New Yorkers began expressing their hostility toward the project long before it was finished. An Instagram account dedicated to collective outrage, "fu2625thave", was created and later deleted, but videos and posts tagged with a similar hashtag have continued to circulate, including on the Facebook page of the account's founder, left-wing activist Lark Phillips. One video explaining how the tower had destroyed the classic view of the Empire State Building from Madison Square Park accumulated more than six million views.
The view that has now been blocked was long considered the finest ground-level angle on the Empire State Building in all of Manhattan, a vista that allowed the iconic skyscraper to be seen in its full vertical sweep. Now, standing in Madison Square Park, only 262 Fifth Avenue is visible, even though it is shorter than the Empire State Building itself.
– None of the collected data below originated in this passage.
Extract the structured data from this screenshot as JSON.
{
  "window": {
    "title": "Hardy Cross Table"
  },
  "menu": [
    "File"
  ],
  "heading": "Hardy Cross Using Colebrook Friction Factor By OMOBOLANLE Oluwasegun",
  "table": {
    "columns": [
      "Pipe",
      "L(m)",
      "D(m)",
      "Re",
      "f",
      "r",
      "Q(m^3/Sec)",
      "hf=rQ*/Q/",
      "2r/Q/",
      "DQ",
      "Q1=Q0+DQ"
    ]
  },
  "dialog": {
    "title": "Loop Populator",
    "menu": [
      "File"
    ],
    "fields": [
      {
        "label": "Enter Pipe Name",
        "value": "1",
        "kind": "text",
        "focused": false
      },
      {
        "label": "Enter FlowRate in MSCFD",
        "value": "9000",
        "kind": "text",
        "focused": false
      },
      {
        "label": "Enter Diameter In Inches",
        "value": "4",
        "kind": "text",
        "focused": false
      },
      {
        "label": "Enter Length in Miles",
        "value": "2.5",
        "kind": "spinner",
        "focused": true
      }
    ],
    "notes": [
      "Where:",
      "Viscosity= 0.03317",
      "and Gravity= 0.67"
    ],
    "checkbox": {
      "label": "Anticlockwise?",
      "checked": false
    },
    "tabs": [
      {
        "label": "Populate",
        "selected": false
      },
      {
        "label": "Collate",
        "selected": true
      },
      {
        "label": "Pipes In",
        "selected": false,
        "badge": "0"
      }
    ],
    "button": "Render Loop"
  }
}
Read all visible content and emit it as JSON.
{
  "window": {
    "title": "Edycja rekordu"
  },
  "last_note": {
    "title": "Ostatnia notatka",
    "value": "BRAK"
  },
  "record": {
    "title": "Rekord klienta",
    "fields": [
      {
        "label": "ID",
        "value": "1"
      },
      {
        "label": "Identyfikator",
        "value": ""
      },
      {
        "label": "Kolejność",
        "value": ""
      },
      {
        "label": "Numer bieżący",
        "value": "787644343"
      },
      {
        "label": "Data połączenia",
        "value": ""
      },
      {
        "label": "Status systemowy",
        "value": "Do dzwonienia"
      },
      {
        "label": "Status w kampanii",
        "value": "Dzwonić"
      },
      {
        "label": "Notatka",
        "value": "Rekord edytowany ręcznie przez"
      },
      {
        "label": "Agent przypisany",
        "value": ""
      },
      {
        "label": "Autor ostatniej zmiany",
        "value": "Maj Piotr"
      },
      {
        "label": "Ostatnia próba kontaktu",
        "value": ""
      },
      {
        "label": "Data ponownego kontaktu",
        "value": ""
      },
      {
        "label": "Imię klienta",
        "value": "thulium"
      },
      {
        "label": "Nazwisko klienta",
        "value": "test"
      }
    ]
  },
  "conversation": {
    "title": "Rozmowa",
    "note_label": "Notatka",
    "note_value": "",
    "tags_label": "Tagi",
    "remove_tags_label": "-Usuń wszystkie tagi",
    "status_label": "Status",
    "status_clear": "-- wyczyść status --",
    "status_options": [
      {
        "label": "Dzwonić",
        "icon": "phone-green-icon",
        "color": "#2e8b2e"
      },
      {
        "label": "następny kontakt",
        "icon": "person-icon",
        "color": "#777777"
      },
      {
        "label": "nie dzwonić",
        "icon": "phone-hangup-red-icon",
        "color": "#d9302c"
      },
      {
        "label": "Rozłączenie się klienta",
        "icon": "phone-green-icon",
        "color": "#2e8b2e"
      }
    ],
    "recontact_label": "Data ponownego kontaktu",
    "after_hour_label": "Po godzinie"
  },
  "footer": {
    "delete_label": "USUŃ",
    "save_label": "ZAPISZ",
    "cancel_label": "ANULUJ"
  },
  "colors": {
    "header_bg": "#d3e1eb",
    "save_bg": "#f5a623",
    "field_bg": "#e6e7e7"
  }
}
Critics and residents frame the tower as a symbol of broader inequality. The New York Times has called it another «anorexic supertall for billionaires». David Madden, a sociology professor at the London School of Economics and a former New York resident, described ultra-thin skyscrapers to the Financial Times in stark terms: «The first thing to understand is that this is not housing. It has no social mission. It is a luxury object, a yacht moored on land.»
New York Mayor Zohran Mamdani, a self-described socialist who took office on 1 January 2026 on a platform that included tackling the city's affordable housing crisis, has not commented directly on the Meganom project, but has repeatedly criticised the broader proliferation of elite towers.
A City That Always Changes
The controversy around 262 Fifth Avenue feeds into a wider debate about New York's zoning laws, which date to 1961 and allow for the sale of so-called «air rights», the empty space above a given plot of land. This mechanism has long enabled developers to build higher than standard regulations would otherwise permit. Donald Trump, for instance, paid $5 million in the 1970s for air rights above the historic Tiffany building on Fifth Avenue, enabling Trump Tower to rise 20 floors beyond what zoning alone would have allowed.
Some critics have called for New York to adopt formal «view corridor» protections, legislation shielding certain iconic sightlines from development, as cities like London, Rome, and St Petersburg have done. But architecture critic Michael Kimmelman, writing in The New York Times, noted that Manhattan's rigid grid of streets makes such protections particularly difficult to implement, and that truly complete views of historic skyscrapers are rare in the city to begin with.
Defenders of change point out that the Empire State Building itself was once the subject of identical fury, denounced as a symbol of «the triumph of greed» when it replaced the original Waldorf-Astoria Hotel. Over time, New Yorkers came to love it. Whether 262 Fifth Avenue will enjoy the same rehabilitation remains to be seen.